Dass Zuhören eine gute Antwort auf gesellschaftliche Spannungen ist, scheint derzeit Konsens zu sein. Ist es wirklich so einfach?

Wir werden konstant scheitern und Fehler machen. Um Beckett zu zitieren: Versuch es wieder, scheitere erneut, scheitere besser.

Wir können nur scheitern?

Die postkoloniale Feministin Gayatri Spivak hat gesagt: Politikmachen ist wie Zähneputzen. Wir wissen, dass wir sterben werden. Aber trotzdem putzen wir unsere Zähne. Wenn wir morgens aufwachen und in den Tag starten, dann hoffen wir, ihn zu überleben – obwohl es keine Garantie dafür gibt.

Zur Person

Nikita Dhawan ist Professorin für Politikwissenschaft und Gender Studies an der Justus-Liebig-Universität Gießen. Sie zählt zu den wichtigsten postkolonialen Theoretikerinnen im deutschsprachigen Raum. Aufgewachsen ist sie in Indien

Wir wissen nicht, ob wir von den Früchten unseres Kampfes noch profitieren, kämpfen aber trotzdem. Die Zahnhygiene ist als Kritik der Sterblichkeit gemeint?

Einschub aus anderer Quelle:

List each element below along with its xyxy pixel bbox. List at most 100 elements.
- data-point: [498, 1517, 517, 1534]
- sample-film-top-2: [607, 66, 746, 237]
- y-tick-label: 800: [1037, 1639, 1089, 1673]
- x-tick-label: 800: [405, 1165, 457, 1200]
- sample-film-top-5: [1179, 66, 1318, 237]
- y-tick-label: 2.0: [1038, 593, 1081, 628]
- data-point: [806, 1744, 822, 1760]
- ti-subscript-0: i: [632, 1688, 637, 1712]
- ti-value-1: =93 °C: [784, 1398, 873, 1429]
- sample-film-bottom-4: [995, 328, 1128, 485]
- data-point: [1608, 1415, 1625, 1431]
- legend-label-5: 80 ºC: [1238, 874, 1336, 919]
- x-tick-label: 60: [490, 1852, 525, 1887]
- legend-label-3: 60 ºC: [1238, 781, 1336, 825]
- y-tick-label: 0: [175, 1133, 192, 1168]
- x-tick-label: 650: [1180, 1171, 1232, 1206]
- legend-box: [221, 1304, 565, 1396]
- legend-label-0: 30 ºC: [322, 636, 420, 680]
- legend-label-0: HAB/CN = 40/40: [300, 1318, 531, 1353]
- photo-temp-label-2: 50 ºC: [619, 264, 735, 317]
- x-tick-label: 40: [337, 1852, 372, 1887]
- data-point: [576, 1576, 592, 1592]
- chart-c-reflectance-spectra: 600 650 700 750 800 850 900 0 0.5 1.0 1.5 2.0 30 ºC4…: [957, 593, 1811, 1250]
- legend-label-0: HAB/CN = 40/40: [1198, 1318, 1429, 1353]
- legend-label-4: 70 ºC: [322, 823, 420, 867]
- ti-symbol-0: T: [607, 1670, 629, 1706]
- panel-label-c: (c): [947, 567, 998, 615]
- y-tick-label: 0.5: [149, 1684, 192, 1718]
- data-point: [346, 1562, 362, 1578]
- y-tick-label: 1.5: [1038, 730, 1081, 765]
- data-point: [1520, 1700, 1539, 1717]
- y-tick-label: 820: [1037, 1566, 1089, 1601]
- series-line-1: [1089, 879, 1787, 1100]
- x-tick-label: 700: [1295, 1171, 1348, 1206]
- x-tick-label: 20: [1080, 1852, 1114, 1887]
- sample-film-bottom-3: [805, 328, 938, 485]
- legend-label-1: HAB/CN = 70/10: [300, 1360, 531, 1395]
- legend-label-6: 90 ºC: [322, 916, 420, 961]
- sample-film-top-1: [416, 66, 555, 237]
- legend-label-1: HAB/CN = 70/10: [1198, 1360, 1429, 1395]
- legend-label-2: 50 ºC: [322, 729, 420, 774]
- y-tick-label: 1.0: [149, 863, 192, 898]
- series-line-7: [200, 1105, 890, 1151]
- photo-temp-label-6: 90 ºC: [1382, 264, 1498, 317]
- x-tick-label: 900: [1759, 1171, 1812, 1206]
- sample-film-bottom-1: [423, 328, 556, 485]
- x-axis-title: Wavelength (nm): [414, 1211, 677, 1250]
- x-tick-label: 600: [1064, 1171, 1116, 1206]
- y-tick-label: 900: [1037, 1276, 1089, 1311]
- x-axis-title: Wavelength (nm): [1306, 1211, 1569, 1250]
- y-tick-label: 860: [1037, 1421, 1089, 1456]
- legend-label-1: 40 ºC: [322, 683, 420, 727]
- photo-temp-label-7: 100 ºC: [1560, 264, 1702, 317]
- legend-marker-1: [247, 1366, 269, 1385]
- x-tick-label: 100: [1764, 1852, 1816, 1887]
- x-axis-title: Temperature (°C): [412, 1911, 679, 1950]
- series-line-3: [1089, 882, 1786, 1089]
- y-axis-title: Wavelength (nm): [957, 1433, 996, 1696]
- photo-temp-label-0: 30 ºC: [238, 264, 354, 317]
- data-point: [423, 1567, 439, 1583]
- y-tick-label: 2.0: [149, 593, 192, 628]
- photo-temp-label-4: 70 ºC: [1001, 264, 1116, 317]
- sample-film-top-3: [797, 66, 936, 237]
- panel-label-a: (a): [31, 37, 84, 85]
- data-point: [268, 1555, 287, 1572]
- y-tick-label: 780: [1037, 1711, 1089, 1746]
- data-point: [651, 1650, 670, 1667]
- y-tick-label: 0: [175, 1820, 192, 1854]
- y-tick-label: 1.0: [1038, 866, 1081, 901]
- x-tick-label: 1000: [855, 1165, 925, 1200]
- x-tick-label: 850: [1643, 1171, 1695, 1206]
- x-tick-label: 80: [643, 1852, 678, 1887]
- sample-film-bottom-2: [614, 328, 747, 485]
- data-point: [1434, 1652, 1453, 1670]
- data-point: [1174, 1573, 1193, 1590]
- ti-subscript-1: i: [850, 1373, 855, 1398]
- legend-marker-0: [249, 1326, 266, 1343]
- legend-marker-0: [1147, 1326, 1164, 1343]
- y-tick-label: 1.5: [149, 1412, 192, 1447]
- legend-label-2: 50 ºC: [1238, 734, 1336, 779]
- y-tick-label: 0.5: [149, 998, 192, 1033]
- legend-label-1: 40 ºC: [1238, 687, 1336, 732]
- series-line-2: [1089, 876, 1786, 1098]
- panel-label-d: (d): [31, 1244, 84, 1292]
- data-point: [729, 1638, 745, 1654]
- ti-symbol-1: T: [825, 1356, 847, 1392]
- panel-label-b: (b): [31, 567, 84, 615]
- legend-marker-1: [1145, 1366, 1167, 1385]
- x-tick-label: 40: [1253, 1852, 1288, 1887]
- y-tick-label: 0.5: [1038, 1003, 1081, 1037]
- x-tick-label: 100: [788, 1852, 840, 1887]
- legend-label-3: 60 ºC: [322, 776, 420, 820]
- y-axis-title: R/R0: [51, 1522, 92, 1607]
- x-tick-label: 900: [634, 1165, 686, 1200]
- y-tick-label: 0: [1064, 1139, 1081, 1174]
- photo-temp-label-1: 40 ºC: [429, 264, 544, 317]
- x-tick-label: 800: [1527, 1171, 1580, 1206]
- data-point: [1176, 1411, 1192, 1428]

Genau. Wir machen sie in der Hoffnung, dass wir auch mit 80 noch ein Baguette genießen können. Politische Arbeit ist genauso: Wenn du Solidarität praktizierst, Widerstand gegen unterdrückende Strukturen artikulierst, weißt du vorher nie, wie deine Bemühungen sich entwickeln. Und: Ob die Leute, denen du helfen willst, sich gegen dich aufrichten und dich der Gewalt bezichtigen.

Aber ist das nicht sehr unfair? Alice Schwarzer meint es doch gut, wenn sie sich für die marginalisierten muslimischen Frauen ausspricht.

Das Gegenteil von gut ist gut gemeint. Das ist ein wunderschönes deutsches Sprichwort.

Zurück zum Zuhören. Ist das Ihre Lösung, Ihr Auftrag an die deutsche Frauenbewegung?

Zuhören kann auch eine Performance von Macht sein. In der postkolonialen Theorie sprechen wir von hegemonialem Zuhören.

Sie meinen, dass nur bestimmte Personen Gehör finden?

Ja. Deshalb sind die Bücher von Necla Kelek und Seyran Ateş so beliebt, weil sie sagen, was die deutsche Gesellschaft hören will: Dass muslimische Frauen unterdrückt sind, Opfer ihrer Kultur, dass der Islam eine repressive Religion ist. Europäer fühlen sich dadurch gut, emanzipiert, tolerant, aufgeklärt. Denn gegenüber der muslimischen Welt ist man dann überlegen.

Aber ob hier in Kairo oder in Gießen, wo Sie unterrichten: Es kämpfen doch alle an derselben Front, für Gleichberechtigung. Muss es nicht eine Losung geben, die uns alle vereint? Eine Art feministischen Populismus?

Ein populistischer Feminismus klingt sehr attraktiv. Ich habe nichts dagegen.

Aber?

Feminismus ist, wie Pharmakon von Derrida, sowohl Medizin als auch Gift. Die Herausforderung ist, Gift in Gegengift zu verwandeln. Spivak, eine der inspirierendsten Wissenschaftlerinnen, die ich im postkolonialen, feministischen Kontext gelesen habe, spricht über Ideologiekritik.